Au niveau géographique, quels sont les grandes tendances?
Beaucoup de PME ont compris l'intérêt de pénétrer des marchés émergents, notamment en Amérique du Sud (Mexique, Brésil) et dans le Sud-Est asiatique, où l'on assiste à une hausse du pouvoir d'achat des populations locales. Et dès que ces gens gagnent mieux leur vie, ils veulent des produits de qualité, créneau sur lequel la Suisse est bien positionnée. Pour la zone euro, même si certains signaux semblent passer au vert, la prudence doit rester de mise: les vraies réformes n'ont pas été effectuées. A part l'austérité, rien n'a été fait pour relancer la croissance économique et réduire le taux de chômage. Les lueurs de reprise sont donc fragiles et pourraient ne pas tenir sur le moyen ou le long terme. Enfin, n'oublions pas de distinguer les réelles exportations qui se traduisent par des ventes et les mouvements internes aux grands groupes. Il existe par exemple des transferts au sein des multinationales de la pharmacie qui apparaissent dans ces chiffres, mais doivent être vus à l'aune des opérations de ventes réelles.

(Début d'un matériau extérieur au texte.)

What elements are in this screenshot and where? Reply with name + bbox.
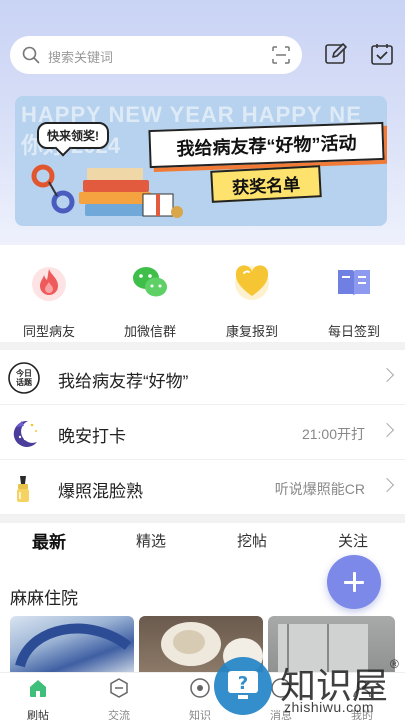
banner-tag: 快来领奖! [37, 122, 109, 149]
row-meta: 听说爆照能CR [274, 481, 365, 497]
search-bar[interactable]: 搜索关键词 [10, 36, 302, 74]
quick-actions: 同型病友 加微信群 康复报到 每日签到 [0, 262, 405, 342]
quick-action-similar-patients[interactable]: 同型病友 [4, 262, 94, 340]
lipstick-icon [17, 476, 29, 502]
nav-label: 刷帖 [27, 710, 49, 720]
post-image[interactable] [10, 616, 134, 672]
row-title: 爆照混脸熟 [58, 482, 143, 501]
search-placeholder: 搜索关键词 [48, 50, 114, 65]
post-image-art [15, 623, 132, 668]
quick-action-label: 每日签到 [327, 324, 380, 339]
chevron-right-icon [379, 367, 395, 383]
watermark: ? 知识屋 zhishiwu.com ® [210, 655, 405, 720]
chat-icon [110, 678, 128, 698]
moon-icon [13, 420, 37, 447]
row-title: 晚安打卡 [58, 427, 126, 446]
feed-tabs: 最新 精选 挖帖 关注 [0, 524, 405, 560]
quick-action-label: 同型病友 [22, 324, 75, 339]
search-icon [22, 46, 40, 64]
flame-icon [32, 267, 66, 301]
post-title: 麻麻住院 [10, 589, 78, 608]
section-divider [0, 342, 405, 350]
row-title: 我给病友荐“好物” [58, 372, 189, 391]
quick-action-label: 加微信群 [123, 324, 176, 339]
heart-icon [235, 265, 269, 300]
topic-row-good-stuff[interactable]: 今日 话题 我给病友荐“好物” [0, 350, 405, 405]
add-post-button[interactable] [327, 555, 381, 609]
quick-action-wechat-group[interactable]: 加微信群 [105, 262, 195, 340]
banner-headline-box: 我给病友荐“好物”活动 [148, 121, 385, 169]
calendar-check-icon[interactable] [370, 42, 394, 66]
chevron-right-icon [379, 422, 395, 438]
banner-headline: 我给病友荐“好物”活动 [176, 132, 357, 160]
today-topic-icon: 今日 话题 [8, 362, 40, 394]
banner-award-box: 获奖名单 [210, 165, 322, 203]
svg-text:话题: 话题 [16, 377, 33, 387]
quick-action-label: 康复报到 [225, 324, 278, 339]
question-monitor-icon: ? [228, 671, 258, 699]
nav-label: 交流 [108, 710, 130, 720]
quick-action-recovery-report[interactable]: 康复报到 [207, 262, 297, 340]
svg-text:?: ? [238, 673, 248, 694]
section-divider [0, 515, 405, 523]
tab-following[interactable]: 关注 [338, 530, 368, 551]
banner-award: 获奖名单 [231, 174, 301, 198]
topic-row-photo[interactable]: 爆照混脸熟 听说爆照能CR [0, 460, 405, 515]
tab-featured[interactable]: 精选 [136, 530, 166, 551]
row-meta: 21:00开打 [301, 426, 365, 442]
topic-row-goodnight[interactable]: 晚安打卡 21:00开打 [0, 405, 405, 460]
nav-chat[interactable]: 交流 [89, 677, 149, 720]
wechat-icon [133, 267, 167, 297]
knowledge-icon [190, 678, 210, 698]
book-icon [338, 270, 370, 296]
scan-icon[interactable] [272, 46, 290, 64]
svg-text:今日: 今日 [15, 368, 32, 378]
nav-home[interactable]: 刷帖 [8, 677, 68, 720]
event-banner[interactable]: HAPPY NEW YEAR HAPPY NE 你好 2024 快来领奖! 我给… [15, 96, 387, 226]
home-icon [30, 680, 46, 697]
quick-action-daily-checkin[interactable]: 每日签到 [309, 262, 399, 340]
chevron-right-icon [379, 477, 395, 493]
watermark-url: zhishiwu.com [284, 699, 375, 715]
watermark-registered: ® [390, 657, 399, 671]
tab-dig[interactable]: 挖帖 [237, 530, 267, 551]
edit-icon[interactable] [324, 42, 348, 66]
tab-latest[interactable]: 最新 [32, 528, 66, 553]
watermark-logo: ? [214, 657, 272, 715]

Comment jugez-vous l'accord de libre-échange avec la Chine et son annonce?
L'annonce est déjà un acte symbolique majeur: cela peut encourager certaines entreprises à réfléchir à une stratégie vers la Chine. D'un point de vue pratique, la baisse des droits de douane va jouer un rôle certain, notamment dans certains secteurs comme le luxe. Attention toutefois aux mirages: la Chine est un marché aux potentiels énormes, mais c'est un marché compliqué. La côte se développe très vite avec une croissance économique remarquable, mais tout l'intérieur du pays reste très pauvre. Et la culture économique n'est pas la même qu'en Suisse. Avant de se lancer, il faut étudier le marché et trier les opportunités.

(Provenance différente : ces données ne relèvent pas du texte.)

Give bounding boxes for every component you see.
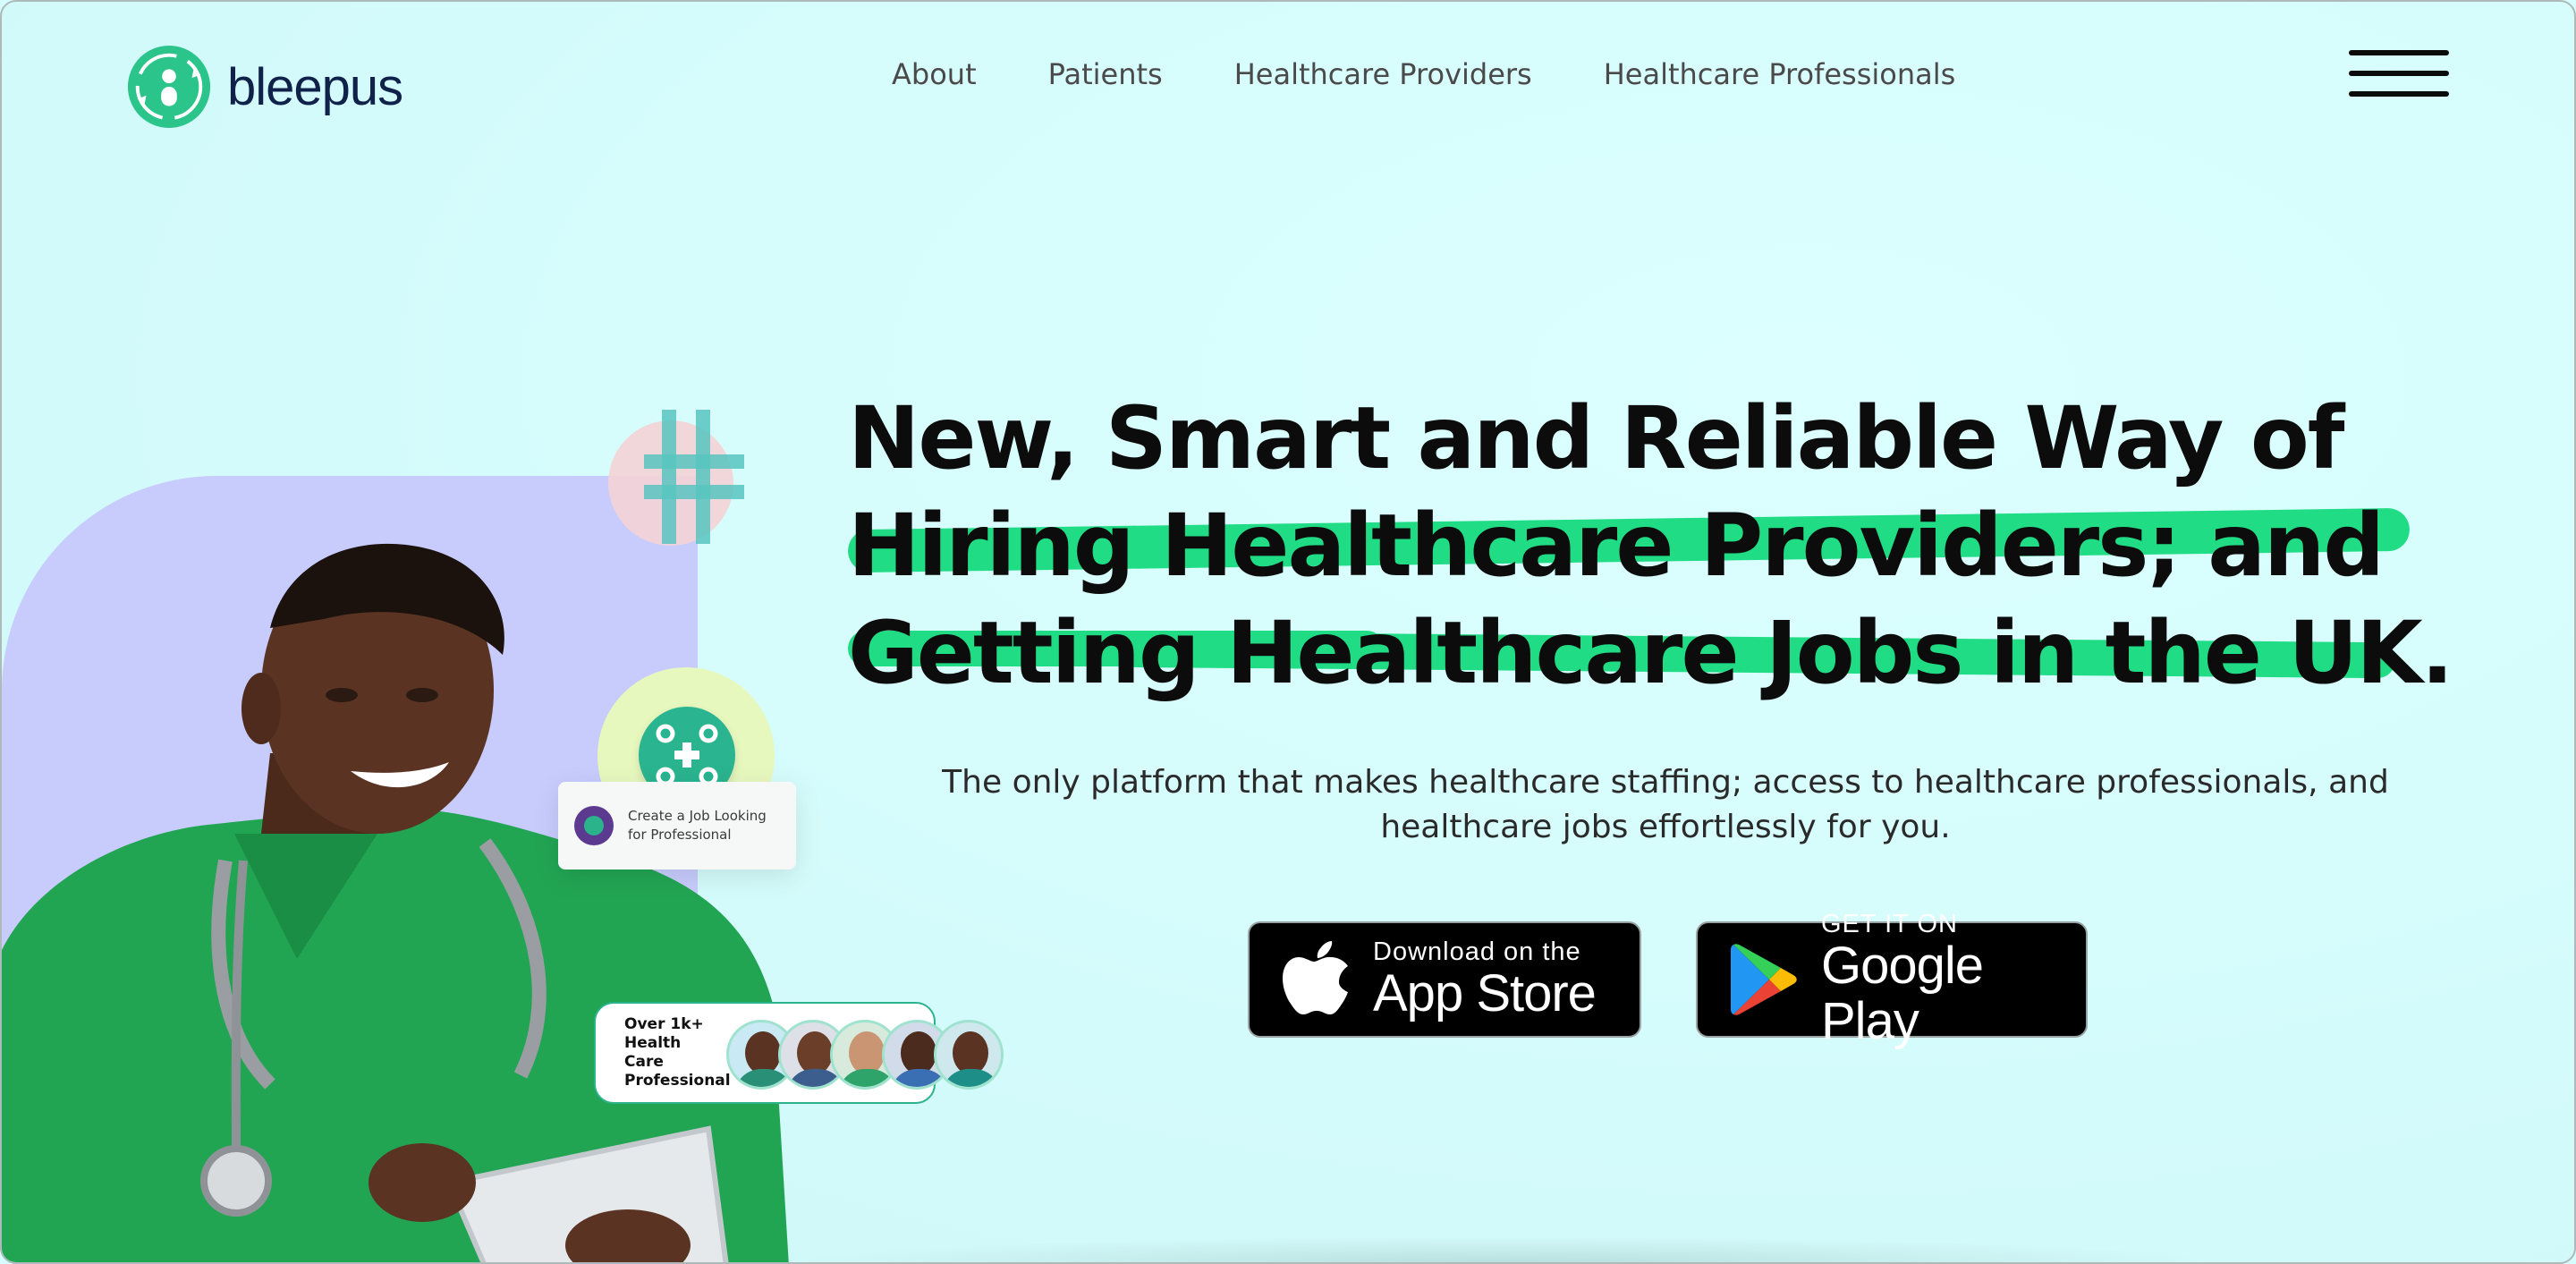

Quelles peuvent être les clefs d'une croissance durable des exportations suisses?
D'abord il faut continuer de miser sur l'atout numéro un: l'image de marque de qualité. La Suisse doit capitaliser sur cette réputation et tout faire pour la mériter. Une autre piste consisterait à diversifier davantage le panel des exportations: plus le spectre sera large, plus les soubresauts des différentes branches pourront être atténués dans leur ensemble. Ce qui me semble encourageant, c'est la mise en place récente de consortiums de PME qui veulent se lancer à l'assaut de marchés étrangers mais sont suffisamment prudents pour ne pas y aller sans réfléchir: ce type de structures peut permettre d'avoir les atouts pour se faire une place au milieu de la concurrence internationale. Enfin, il faut rester prudent. C'est le maître-mot. Une légère reprise dans la zone euro ne serait que transitoire. Avant l'éventuelle réélection d'Angela Merkel, le gouvernement allemand restera sur une ligne d'austérité. Peut-être qu'ensuite nous pourrons assister à quelques mesures de relance. Ne négligeons pas le poids prépondérant de l'économie allemande pour la Suisse. D'ailleurs, le léger fléchissement des importations asiatiques en Suisse peut partiellement s'expliquer par la conjoncture chez nos voisins: de nombreuses entreprises allemandes font appel à des fournisseurs suisses. Or ceux-ci ont des sous-traitants en Asie. Moins de demande en Allemagne joue un rôle sur les carnets de commande suisses en Asie.